The licensee determined that the MOC switch inside the 1B EDG DG08 breaker cubicle failed to operate when the breaker closed. The licensee immediately replaced the MOC switch in breaker DG08, as well as the breaker, and quarantined both for further evaluation. During extent-of-condition investigations, the licensee identified two additional failed MOC switches associated with the 2D and 1E service water pump 4160V breakers. The licensee sent these three failed MOC switches to an offsite vendor for independent destructive testing and failure analysis. The licensees root cause analysis, which incorporated data and findings from the vendors destructive testing report, concluded that the lack of lubrication between the MOC switch bushings and the housing was the direct cause of the MOC switch failure.

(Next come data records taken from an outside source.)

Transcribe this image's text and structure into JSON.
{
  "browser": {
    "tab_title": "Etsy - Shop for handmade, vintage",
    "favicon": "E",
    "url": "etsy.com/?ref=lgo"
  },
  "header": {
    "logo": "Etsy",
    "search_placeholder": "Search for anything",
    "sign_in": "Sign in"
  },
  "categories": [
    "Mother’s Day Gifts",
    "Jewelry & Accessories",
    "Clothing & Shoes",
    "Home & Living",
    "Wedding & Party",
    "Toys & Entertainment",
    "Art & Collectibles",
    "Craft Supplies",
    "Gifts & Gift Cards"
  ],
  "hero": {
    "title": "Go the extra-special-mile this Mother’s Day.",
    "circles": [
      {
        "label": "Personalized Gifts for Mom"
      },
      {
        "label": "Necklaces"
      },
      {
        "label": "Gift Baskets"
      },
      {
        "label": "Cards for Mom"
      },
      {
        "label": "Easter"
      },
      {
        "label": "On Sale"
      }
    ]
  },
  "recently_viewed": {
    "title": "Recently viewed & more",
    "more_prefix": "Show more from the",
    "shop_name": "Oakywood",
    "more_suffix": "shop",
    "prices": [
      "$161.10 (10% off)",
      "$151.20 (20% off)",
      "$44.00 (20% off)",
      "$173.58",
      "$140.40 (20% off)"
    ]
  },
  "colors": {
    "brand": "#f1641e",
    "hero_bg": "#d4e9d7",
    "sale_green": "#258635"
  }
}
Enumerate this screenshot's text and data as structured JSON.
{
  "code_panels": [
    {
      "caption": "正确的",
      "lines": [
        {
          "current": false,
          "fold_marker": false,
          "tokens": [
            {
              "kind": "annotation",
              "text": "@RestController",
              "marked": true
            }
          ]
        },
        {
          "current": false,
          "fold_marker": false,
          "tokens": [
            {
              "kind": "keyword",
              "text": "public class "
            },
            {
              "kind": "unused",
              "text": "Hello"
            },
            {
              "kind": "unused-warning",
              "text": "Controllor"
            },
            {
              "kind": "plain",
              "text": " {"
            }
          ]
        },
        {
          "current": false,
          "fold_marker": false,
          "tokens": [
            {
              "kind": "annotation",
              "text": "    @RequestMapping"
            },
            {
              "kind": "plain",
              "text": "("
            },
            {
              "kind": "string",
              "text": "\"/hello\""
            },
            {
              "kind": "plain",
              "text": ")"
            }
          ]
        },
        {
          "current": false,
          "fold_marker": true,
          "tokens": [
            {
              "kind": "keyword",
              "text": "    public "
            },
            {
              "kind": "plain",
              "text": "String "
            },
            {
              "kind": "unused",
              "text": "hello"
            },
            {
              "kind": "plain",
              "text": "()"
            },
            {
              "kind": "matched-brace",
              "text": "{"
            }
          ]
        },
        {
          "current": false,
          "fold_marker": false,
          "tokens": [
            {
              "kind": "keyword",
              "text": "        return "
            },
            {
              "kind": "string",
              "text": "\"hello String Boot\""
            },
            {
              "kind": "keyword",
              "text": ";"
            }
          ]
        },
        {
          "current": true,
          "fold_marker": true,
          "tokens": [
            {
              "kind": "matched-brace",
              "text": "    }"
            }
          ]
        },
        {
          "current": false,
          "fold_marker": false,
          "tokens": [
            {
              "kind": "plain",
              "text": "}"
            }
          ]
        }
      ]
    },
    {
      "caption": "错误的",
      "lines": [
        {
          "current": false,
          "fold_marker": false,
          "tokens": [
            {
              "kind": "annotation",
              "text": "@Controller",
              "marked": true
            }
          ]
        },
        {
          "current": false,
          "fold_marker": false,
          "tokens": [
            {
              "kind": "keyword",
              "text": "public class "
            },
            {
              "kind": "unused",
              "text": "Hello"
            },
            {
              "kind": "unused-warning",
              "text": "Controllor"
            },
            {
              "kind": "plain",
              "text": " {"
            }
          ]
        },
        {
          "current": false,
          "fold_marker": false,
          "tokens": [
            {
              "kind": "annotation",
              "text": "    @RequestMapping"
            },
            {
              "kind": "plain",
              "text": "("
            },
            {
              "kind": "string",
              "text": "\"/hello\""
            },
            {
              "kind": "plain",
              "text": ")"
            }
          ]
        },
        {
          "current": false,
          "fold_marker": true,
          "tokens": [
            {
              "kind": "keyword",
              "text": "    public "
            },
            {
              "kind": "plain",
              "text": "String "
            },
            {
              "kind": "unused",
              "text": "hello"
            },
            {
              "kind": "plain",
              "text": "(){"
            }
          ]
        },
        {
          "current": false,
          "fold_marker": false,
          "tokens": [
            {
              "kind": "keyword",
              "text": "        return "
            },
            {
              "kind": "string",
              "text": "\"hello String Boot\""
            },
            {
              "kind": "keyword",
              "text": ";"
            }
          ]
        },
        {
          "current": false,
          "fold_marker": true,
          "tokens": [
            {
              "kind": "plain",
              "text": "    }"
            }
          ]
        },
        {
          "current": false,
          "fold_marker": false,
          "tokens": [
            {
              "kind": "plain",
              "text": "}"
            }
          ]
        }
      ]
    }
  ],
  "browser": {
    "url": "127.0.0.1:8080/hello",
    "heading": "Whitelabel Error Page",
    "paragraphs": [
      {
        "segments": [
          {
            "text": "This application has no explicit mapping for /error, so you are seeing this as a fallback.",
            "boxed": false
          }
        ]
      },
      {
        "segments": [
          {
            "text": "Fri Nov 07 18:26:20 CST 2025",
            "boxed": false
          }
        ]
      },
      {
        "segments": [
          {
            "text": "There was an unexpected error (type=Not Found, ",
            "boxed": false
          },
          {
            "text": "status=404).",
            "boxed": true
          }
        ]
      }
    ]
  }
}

The licensee scheduled MOC switch preventive maintenance on a nine year frequency in accordance with Attachment 1 of FNP-0-EMP-1313.04, Maintenance of Siemens-Allis 4.16kv Metal-Clad Switchgear, dated January 5, 2000. The Attachment 1 of MOC switch preventive maintenance requirement was replaced with FNP-0-EMP-1313.12, Maintenance of Siemens-Allis 4.16kV Metal-Clad Switchgear MOC Switch, on March 25, 2002. The licensee never created a task for this revised procedure and never scheduled or performed the required MOC switch preventive maintenance. The licensee entered this issue into the corrective action program as CR 713134.

Analysis:

The failure to perform preventive maintenance on safety-related 4160V breaker MOC switches in accordance with FNP-0-EMP-1313.12, Maintenance of Siemens-Allis 4.16kv Metal-Clad Switchgear MOC Switch was a performance deficiency. The performance deficiency was more than minor because it adversely affected the equipment performance attribute of the mitigating systems cornerstone objective of ensuring the availability, reliability, and capability of systems that respond to initiating events to prevent undesirable consequences (i.e., core damage). Specifically, the failure to perform preventive maintenance procedure FNP-0-EMP-1313.12 adversely affected the reliability and capability of safety-related 4160V MOC switches, as evidenced by the B1G sequencer MOC switch failure on October 4, 2013. The inspectors evaluated the finding using IMC 0609, Appendix A, The Significance Determination Process (SDP) for Findings At-Power, issued June 19, 2012. A detailed risk analysis was required by an NRC Senior Reactor Analyst because the finding represented an actual loss of function of at least a single train for greater than its TS-allowed outage time. The finding could not be screened to Green and is pending a final significance determination.

The inspectors determined the finding had a cross-cutting aspect of teamwork in the human performance area, because the licensee did not communicate and coordinate activities within and across organizational boundaries to ensure nuclear safety is maintained. Specifically, the licensee did not coordinate implementation of MOC switch preventive maintenance procedure FNP-0-EMP-1313.12 and did not create the appropriate preventive maintenance rep-task for these MOC switches. The cross-cutting aspect was indicative of present performance because the licensee failed to identify this issue during their triennial preventive maintenance bases reviews. [H.4]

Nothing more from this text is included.